Zdjęcie okładkowe artykułu:
zdjęcie autora artykułu

Po pojedynku z Ruchem Chorzów przed Piastem Gliwice kolejne Derby Śląska. Tym razem na drodze beniaminka stanie Polonia Bytom. Golkiper gliwickiego zespołu - Grzegorz Kasprzik ma nadzieję, że w piątkowym starciu on i jego koledzy sięgną już po komplet punktów.

W spotkaniu z Ruchem bramkarz Piastunek zachował czyste konto w ligowej konfrontacji po raz pierwszy od ponad dwóch miesięcy. Po raz ostatni nie musiał wyciągać piłki z siatki w meczu 2. kolejki ekstraklasy przeciwko PGE GKS Bełchatów. - Cieszę się z tego faktu, że zachowałem czyste konto, ale niedosyt pozostaje. Wiadomo. Liczyliśmy na komplet punktów, a nie udało się osiągnąć celu. Bardzo chcieliśmy wygrać. Ja mam jednak powody do zadowolenia, bo zawodnikom Ruchu nie udało się mnie pokonać - powiedział Kasprzik w rozmowie z portalem SportoweFakty.pl.

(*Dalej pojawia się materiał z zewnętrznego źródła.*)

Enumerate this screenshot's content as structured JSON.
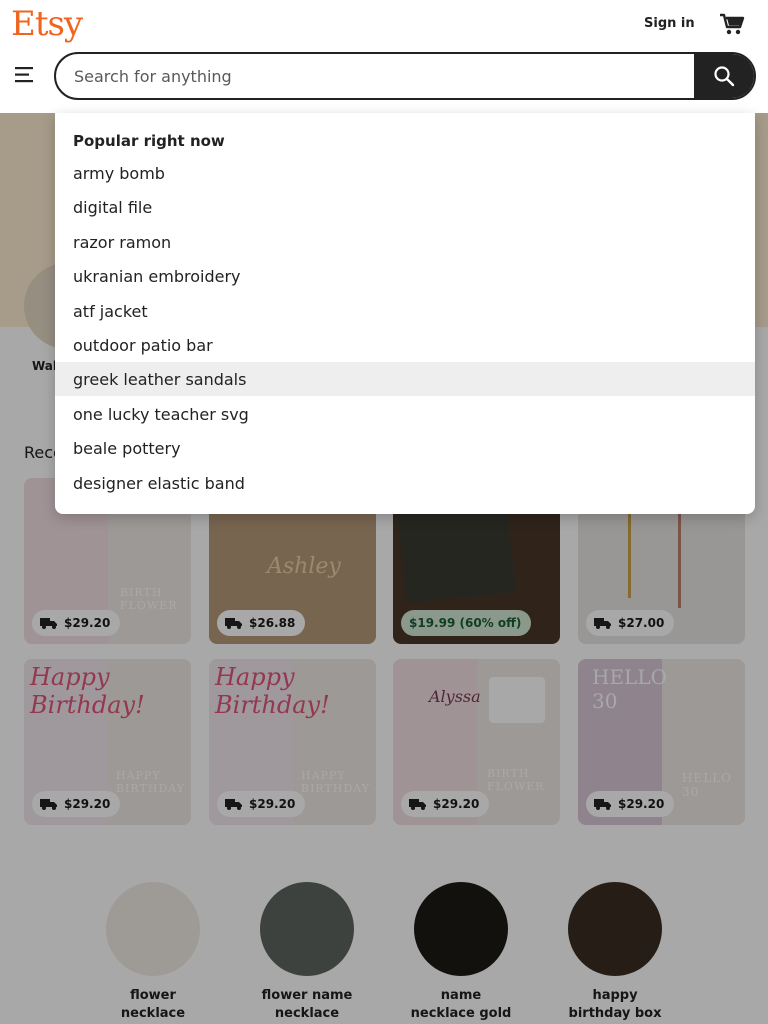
{
  "header": {
    "logo": "Etsy",
    "sign_in": "Sign in",
    "search_placeholder": "Search for anything"
  },
  "colors": {
    "brand": "#F1641E",
    "sale_bg": "#D4E9D7",
    "highlight": "#EEEEEE"
  },
  "dropdown": {
    "title": "Popular right now",
    "items": [
      "army bomb",
      "digital file",
      "razor ramon",
      "ukranian embroidery",
      "atf jacket",
      "outdoor patio bar",
      "greek leather sandals",
      "one lucky teacher svg",
      "beale pottery",
      "designer elastic band"
    ],
    "highlighted_index": 6
  },
  "page": {
    "partial_category_label": "Wal",
    "recent_title_partial": "Rece",
    "cards": [
      {
        "price": "$29.20",
        "free_delivery": true,
        "deco": "BIRTH FLOWER"
      },
      {
        "price": "$26.88",
        "free_delivery": true,
        "deco": ""
      },
      {
        "price": "$19.99 (60% off)",
        "free_delivery": false,
        "deco": ""
      },
      {
        "price": "$27.00",
        "free_delivery": true,
        "deco": ""
      },
      {
        "price": "$29.20",
        "free_delivery": true,
        "deco": "HAPPY BIRTHDAY"
      },
      {
        "price": "$29.20",
        "free_delivery": true,
        "deco": "HAPPY BIRTHDAY"
      },
      {
        "price": "$29.20",
        "free_delivery": true,
        "deco": "BIRTH FLOWER"
      },
      {
        "price": "$29.20",
        "free_delivery": true,
        "deco": "HELLO 30"
      }
    ],
    "bottom_categories": [
      {
        "line1": "flower",
        "line2": "necklace"
      },
      {
        "line1": "flower name",
        "line2": "necklace"
      },
      {
        "line1": "name",
        "line2": "necklace gold"
      },
      {
        "line1": "happy",
        "line2": "birthday box"
      }
    ]
  }
}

Gra obronna gliwiczan z meczu na mecz wygląda coraz lepiej. W ofensywie nie jest już tak wesoło. Sytuacji strzeleckich co prawda nie brakuje, ale zawodnicy z linii ataku nie grzeszą skutecznością. - Dobrze, że stwarzamy te sytuacje. Gorzej by było, gdybyśmy w ogóle nie mieli okazji bramkowych. W końcu chłopcy się przełamią. Uda im się strzelić bramkę i zaczniemy wygrywać te mecze - zauważył bramkarz Piasta.

W starciu z Polonią nie będzie łatwo o komplet punktów. Zespół z Bytomia ostatnio radzi sobie całkiem dobrze. W poprzedniej kolejce pokonał w Gdyni Arkę 3:1. - Polonia pokazuje się z bardzo dobrej strony. Bodajże w czterech ostatnich meczach zdobyła dziewięć punktów, co jest bardzo dobrym wynikiem. Nam niestety tak dobrze nie idzie, ale miejmy nadzieję, że niebawem uda się nam przełamać tę naszą słabszą serię i zainkasujemy komplet punktów - powiedział z nadzieją Grzegorz Kasprzik.

Golkiper zdaje sobie sprawę z tego, jak ważne dla Piasta jest najbliższe spotkanie. W chwili obecnej gliwiczanie tracą do Polonii pięć punktów. Tylko zwycięstwo pozwoli drużynie utrzymać kontakt z bezpiecznymi pozycjami w tabeli. - To jest dla nas mecz o sześć punktów. Jeżeli byśmy go przegrali, Polonia odskoczy nam na odległość ośmiu punktów. Jeżeli wygramy, będziemy do niej tracić tylko dwa punkty, czyli strata będzie już niewielka. Nie mamy innej możliwości, wygrać musimy - powiedział zawodnik.

W szeregach Piasta występuje były piłkarz Polonii Bytom - Marcin Radzewicz. Skrzydłowy może udzielić kolegom z zespołu cennych wskazówek przed piątkową konfrontacją. Sam też będzie chciał się pokazać z jak najlepszej strony, bo rozstał się z klubem w nie najlepszy sposób. - Na pewno Marcin zna ten zespół, aczkolwiek nie tak do końca, bo wiadomo, że w Polonii w porównaniu z poprzednim sezonem zaszły bardzo duże zmiany kadrowe. Jest sporo nowych zawodników, nowy trener przede wszystkim, nowa myśl szkoleniowca, inna specyfika gry. Wskazówki od Marcina mogą się przydać, ale nie do końca, bo ta Polonia to teraz całkiem inny zespół - stwierdził Kasprzik.

Piast liczy na sukces w meczu z Polonią i tym samym trzecie zwycięstwo w ekstraklasie. - Mamy ogromną nadzieję, że wygramy. Zrobimy wszystko co w naszej mocy, by zainkasować komplet punktów w tym spotkaniu - zakończył bramkarz.